このころ上海で、こんな小話がはやっていた。毛が、いがみあっている二人の部下(劉と周)に、ネコに胡椒を食わせるにはどうしたらよいか―資本主義者に共産主義を受け入れさせることを上海流ユーモアで喩えたもの―たずねた。劉少奇は、ネコをおさえつけ、箸で喉に胡椒をおしこむのがよいと答えた。毛は、力ずくはいけないとしてこれを認めなかった。周は,ネコを飢えさせておき、胡椒を肉にくるんでまるごと飲みこませるのがよいと答えた。毛は、それはペテンだと言ってこの考えにも満足しなかった。毛自身の考えは、ネコの尻に胡椒を塗れば、ヒリヒリするのでたまらずなめてしまうだろうというものだった。

周恩来―不倒翁波瀾の生涯

周恩来―不倒翁波瀾の生涯

 強引にやるのも、本来の目的を隠して外見を取り繕うのもダメで、その性質を利用して受け入れざるを無い状況を作るべきといった話である。これ対して、「どの方法でも唐辛子を食べたんだからいいじゃないか」という反論を匂わせた鄧小平の持論の表明が「黒い猫でも、黄色い猫でも、鼠を捕るのが良い猫だ」だという。実際に明確な毛沢東批判の意図があったのか、その内心は不明だけど鄧小平が失脚したのは事実である。

鳴かぬなら鳴くまで待とう時鳥

 それを聞いて連想するのが、ホトトギスである。それぞれ、織田信長、豊臣秀吉、徳川家康をあらわしている。

  • 鳴かぬなら 殺してしまえ 時鳥
  • 鳴かぬなら 鳴かしてみせよう 時鳥
  • 鳴かぬなら 鳴くまで待とう 時鳥

 これらは『甲子夜話』という江戸時代後期の肥前国平戸藩第9代藩主松浦清が記した随筆集のなかで紹介された詠み人知らずの川柳であり、本人が詠んだわけではない。匿名ネタツイがキュレーションメディアに紹介されたようなものだ。

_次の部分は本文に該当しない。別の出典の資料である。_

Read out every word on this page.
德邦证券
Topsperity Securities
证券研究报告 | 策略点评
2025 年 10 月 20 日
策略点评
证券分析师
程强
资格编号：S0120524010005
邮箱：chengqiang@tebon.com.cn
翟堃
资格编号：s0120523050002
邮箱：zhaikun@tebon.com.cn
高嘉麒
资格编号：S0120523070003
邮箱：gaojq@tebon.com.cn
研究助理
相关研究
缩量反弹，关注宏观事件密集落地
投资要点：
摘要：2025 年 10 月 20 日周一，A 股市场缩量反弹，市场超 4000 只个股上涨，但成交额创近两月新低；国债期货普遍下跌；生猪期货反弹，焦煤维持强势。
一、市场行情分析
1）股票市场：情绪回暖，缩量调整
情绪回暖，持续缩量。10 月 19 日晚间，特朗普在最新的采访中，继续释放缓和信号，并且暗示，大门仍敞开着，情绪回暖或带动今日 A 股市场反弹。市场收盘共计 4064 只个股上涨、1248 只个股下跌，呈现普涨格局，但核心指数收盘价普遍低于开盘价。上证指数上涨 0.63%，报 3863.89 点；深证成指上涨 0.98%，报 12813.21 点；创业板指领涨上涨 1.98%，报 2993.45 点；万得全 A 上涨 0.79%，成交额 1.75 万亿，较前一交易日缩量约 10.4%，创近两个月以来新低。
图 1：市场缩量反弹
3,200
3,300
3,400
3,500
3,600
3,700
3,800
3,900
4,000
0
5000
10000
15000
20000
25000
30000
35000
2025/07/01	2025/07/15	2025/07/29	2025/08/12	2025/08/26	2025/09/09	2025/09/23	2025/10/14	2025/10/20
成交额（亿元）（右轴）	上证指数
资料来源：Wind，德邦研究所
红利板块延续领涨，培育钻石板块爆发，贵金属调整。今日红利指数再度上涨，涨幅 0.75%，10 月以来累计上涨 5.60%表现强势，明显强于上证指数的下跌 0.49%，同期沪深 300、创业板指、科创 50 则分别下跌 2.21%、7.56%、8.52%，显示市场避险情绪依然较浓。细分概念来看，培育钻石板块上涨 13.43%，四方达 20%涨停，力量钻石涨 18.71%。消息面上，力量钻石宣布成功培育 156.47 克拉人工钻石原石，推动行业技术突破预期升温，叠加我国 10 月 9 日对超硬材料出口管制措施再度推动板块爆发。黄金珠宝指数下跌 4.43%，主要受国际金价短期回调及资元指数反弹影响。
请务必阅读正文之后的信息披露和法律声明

 国も時代も違うけれど、猫に唐辛子を食べさせる方法とは異なるレイヤーの選択肢になることが興味深い一方、「食べぬなら 殺してしまえ」を現実にやってしまったのが中国共産党である。僕自身は青唐辛子の南蛮漬け(南蛮味噌)が好きなのだけど「好んで唐辛子を食べる猫」を想定しえない時点で、理念の現実のギャップによるカタストロフが発生する定めにあったんじゃないかなと。